Comparative data of the proposed method with the prototype method are shown in table 7.

Table 7 Comparative data of the proposed method with the prototype method №№ pp Materials Cost, rub. Analogue The inventive method one 2 3 four 5 1. The cost of reagents one Copper (II) -CuCl ₂ Chloride 236 + 2 NH ₃ - conc. solution 36 + 3 Isopropyl alcohol 140 + four Technical ethyl alcohol 60 + 5 KOH (standard title) 128 + 6 I ₂ - standard title 80 + Total: 412 268 2. The reliability of the method The organic phase is yellow, the alcohol-water phase is yellow-green. The organic phase is yellow, the alcohol-water phase is red-brown, and the “iris” is blue at the interface.
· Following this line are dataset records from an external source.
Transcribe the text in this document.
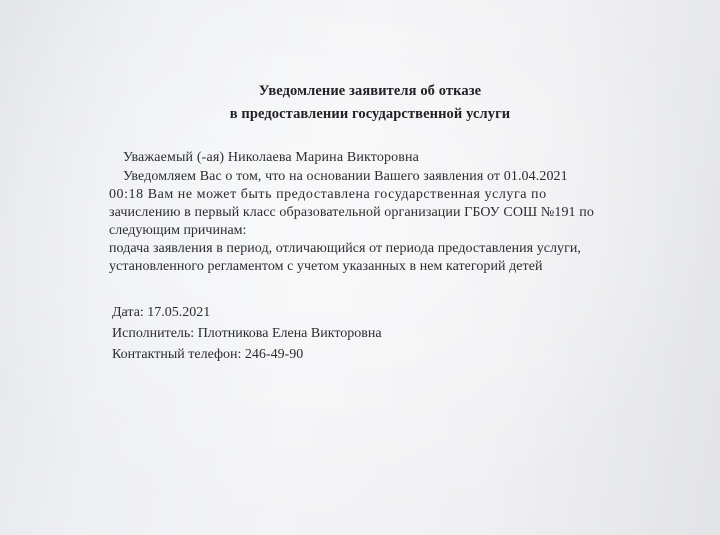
Уведомление заявителя об отказе
в предоставлении государственной услуги
Уважаемый (-ая) Николаева Марина Викторовна
Уведомляем Вас о том, что на основании Вашего заявления от 01.04.2021
00:18 Вам не может быть предоставлена государственная услуга по
зачислению в первый класс образовательной организации ГБОУ СОШ №191 по
следующим причинам:
подача заявления в период, отличающийся от периода предоставления услуги,
установленного регламентом с учетом указанных в нем категорий детей
Дата: 17.05.2021
Исполнитель: Плотникова Елена Викторовна
Контактный телефон: 246-49-90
Thus, the table shows that the cost of the claimed method is almost two times cheaper than the prototype, the reagents used are widely used in the analysis of quality control of fuels and lubricants. The increase in the reliability of the method is explained by clear phase boundaries, the presence of a blue “iris” at the interface between the organic and water-alcohol phases.

Information sources

1. Bashkatova S.T. Additives to diesel fuels. Abstract of the dissertation, Doctor of Technical Sciences, 1994, p. 9.

2. Terteryan R.A. Depressor additives to oils, fuels and oils. M .: Chemistry, 1990, p. 17.

3. Patent No. 2204831 (Russia). Colorimetric method for determining the presence of depressant additives in diesel fuels. Gribanovskaya M.G., Privalenko A.N. et al. Published May 20, 2003 (prototype).

4. Patent No. 2199738 (Russia). A method for determining the presence of depressant additives in diesel fuels. Gribanovskaya M.G., Privalenko A.N. et al. Published on February 27, 2003.

5. GOST 5066-91 "Methods for determining the cloud point, the onset of crystallization."

6. GOST 22254-92 "Method for determining the ultimate filterability on a cold filter."

7. GOST 20287-91 “Methods for determination of pour points and pour points”.

8. Materials of the symposium “Paraffin crystallization modifiers” for the National Research and Production Enterprise of the USSR Technological Department of Paramines. Abingdon, Oxon, UK, Moscow June 20-21, 1979

Claims (1)

A method for determining the presence of depressant additives based on a copolymer of ethylene with vinyl acetate in diesel fuels, including sampling a fuel, adding a catalyst to it, mixing the mixture, followed by heating and cooling the mixture to a temperature of 18 ... 20 ° C, mixing the mixture, settling it, separation mixtures into phases and determination of the presence of depressant additives by a color change, characterized in that after the addition of the catalyst, the saponification (hydrolysis) reaction of the ether groups contained in the molecules of the copolymer e ilene with vinyl acetate, when heating and maintaining the mixture in a boiling water bath under reflux for at least 15 minutes, after cooling and stirring, a sample of 2 ... 3 ml of the mixture is taken, an indicator is added, it is mixed and after separation of the mixture into phases the presence of a depressant additive is judged by the appearance of a red-brown color of the water-alcohol phase and the “iris” of blue color at the interface between the organic and water-alcohol phases, while a 0.5 n water-alcohol solution of KOH in volume ratio to robe fuel of 1.0: 2.5, and used as an index of 0.2 N alcohol solution of iodine in a volume ratio to the sample of 0.25: 1.0.